YouTuber Emily Hartridge killed in UK’s first fatal electric scooter crash

A YouTuber has died after being involved in a crash with a lorry while riding an electric scooter.

Emily Hartridge, 35, died on Friday morning after riding near her home in Battersea, southwest London.

Hartridge had been due to host a mental health meetup for women at Green Park in London on Saturday afternoon, but her followers were met with a message on Instagram saying that she had been killed.

In a post, her family said: “This is a horrible thing to have to say over Instagram but we know many of you were expecting to see Emily today and this is the only way to contact you all at once.

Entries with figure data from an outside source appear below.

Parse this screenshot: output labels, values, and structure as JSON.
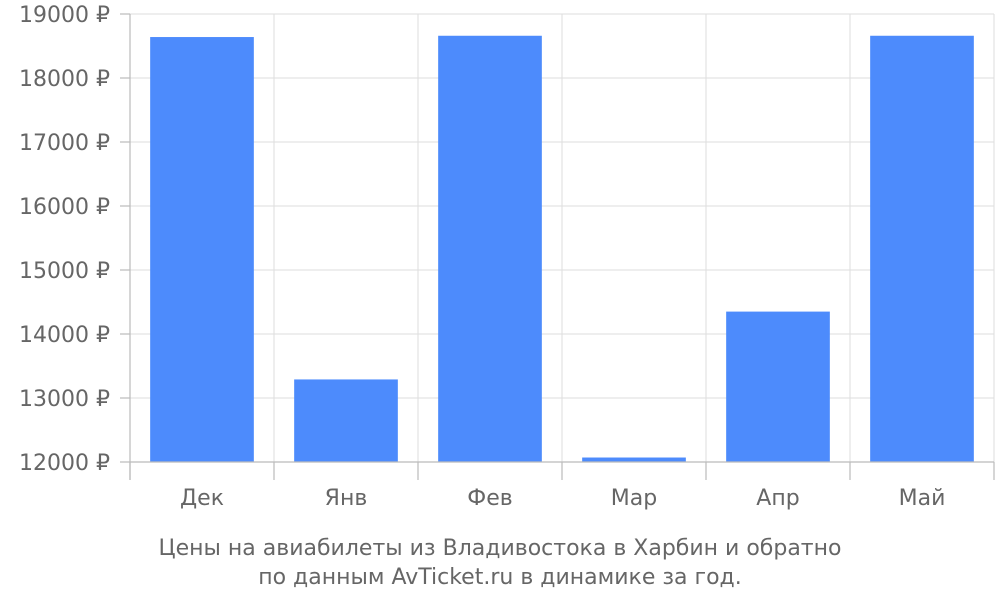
{
  "chart_data": {
    "type": "bar",
    "categories": [
      "Дек",
      "Янв",
      "Фев",
      "Мар",
      "Апр",
      "Май"
    ],
    "values": [
      18640,
      13290,
      18660,
      12070,
      14350,
      18660
    ],
    "y_tick_labels": [
      "12000 ₽",
      "13000 ₽",
      "14000 ₽",
      "15000 ₽",
      "16000 ₽",
      "17000 ₽",
      "18000 ₽",
      "19000 ₽"
    ],
    "y_ticks": [
      12000,
      13000,
      14000,
      15000,
      16000,
      17000,
      18000,
      19000
    ],
    "ylim": [
      12000,
      19000
    ],
    "caption_line1": "Цены на авиабилеты из Владивостока в Харбин и обратно",
    "caption_line2": "по данным AvTicket.ru в динамике за год.",
    "grid": true,
    "legend": "none",
    "bar_color": "#4d8bfc",
    "text_color": "#666666",
    "grid_color": "#dddddd"
  }
}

“Emily was involved in an accident yesterday and passed away.

“We all loved her to bits and she will never be forgotten.

“She has touched so many lives it’s hard to imagine things without her. She was a very special person xxx.”

Hartridge, who has a weekly YouTube series proving “everything in the world can be explained with 10 reasons”, also posted openly about her attempts to get pregnant.

In her last tweet, she shared a picture of her niece and wrote: “Yesterday I hung out with my gorgeous nephew Arlo and niece Winter.

“We hugged, we laughed, we played, Arlo called me a fat pig.

“It was a much needed distraction from the hormonal/tired/bloated/emotional state I am currently in.

“Who knows, one day hopefully I’ll have my own.”

Hartridge’s boyfriend Jacob Hazell has not commented, but in a post earlier this year, described his girlfriend as “THE most down to earth, inspiring, and beautiful person, inside and out that I’ve ever met”.

She had revealed just days before her death that she and her partner were trying to have children.

She wrote: “I am currently injecting myself twice a day in the hopes of freezing some embryos with @jacob_hazell but my 2nd scan didn’t go well and 1 follicle is growing too quickly so it’s all a bit TBC right now.”

Davina McCall was among those to pay tribute, writing: “My heart goes out to Emily’s family and friends. Such a shock. Sending you love and prayers.”

Chef Gizzi Erskine wrote: “Finding this very very hard to compute. Devastating.”

Comedian Joel Dommett called it “s*** horrible news”.

Hartridge has more than 340,000 subscribers on her YouTube channel and 44,000 followers on Instagram, where she posted about mental health and fitness.

Speaking about the event which had been scheduled for the afternoon of 13 July, she had written: “I wanted to create a safe space where women could talk about whatever they wanted and feel supported by other women who have gone through similar experiences.

“This is just a chat between a group of girls about anxiety, depression and all things related to mental health.

“I want to start a movement of talking and sharing about what is going on in our brains so I hope you will come and meet lots of new brain buddies.”

Police would not confirm if Hartridge was the victim of the crash in Battersea on Friday morning.

The victim, in her 30s, was pronounced dead at the scene. It is believed to be the first fatal crash involving an electric scooter rider.

Scooters with electric motors are banned from public roads and pavements in the UK.

They can exceed speeds of 30mph and are growing in popularity for short journeys in many countries and European cities.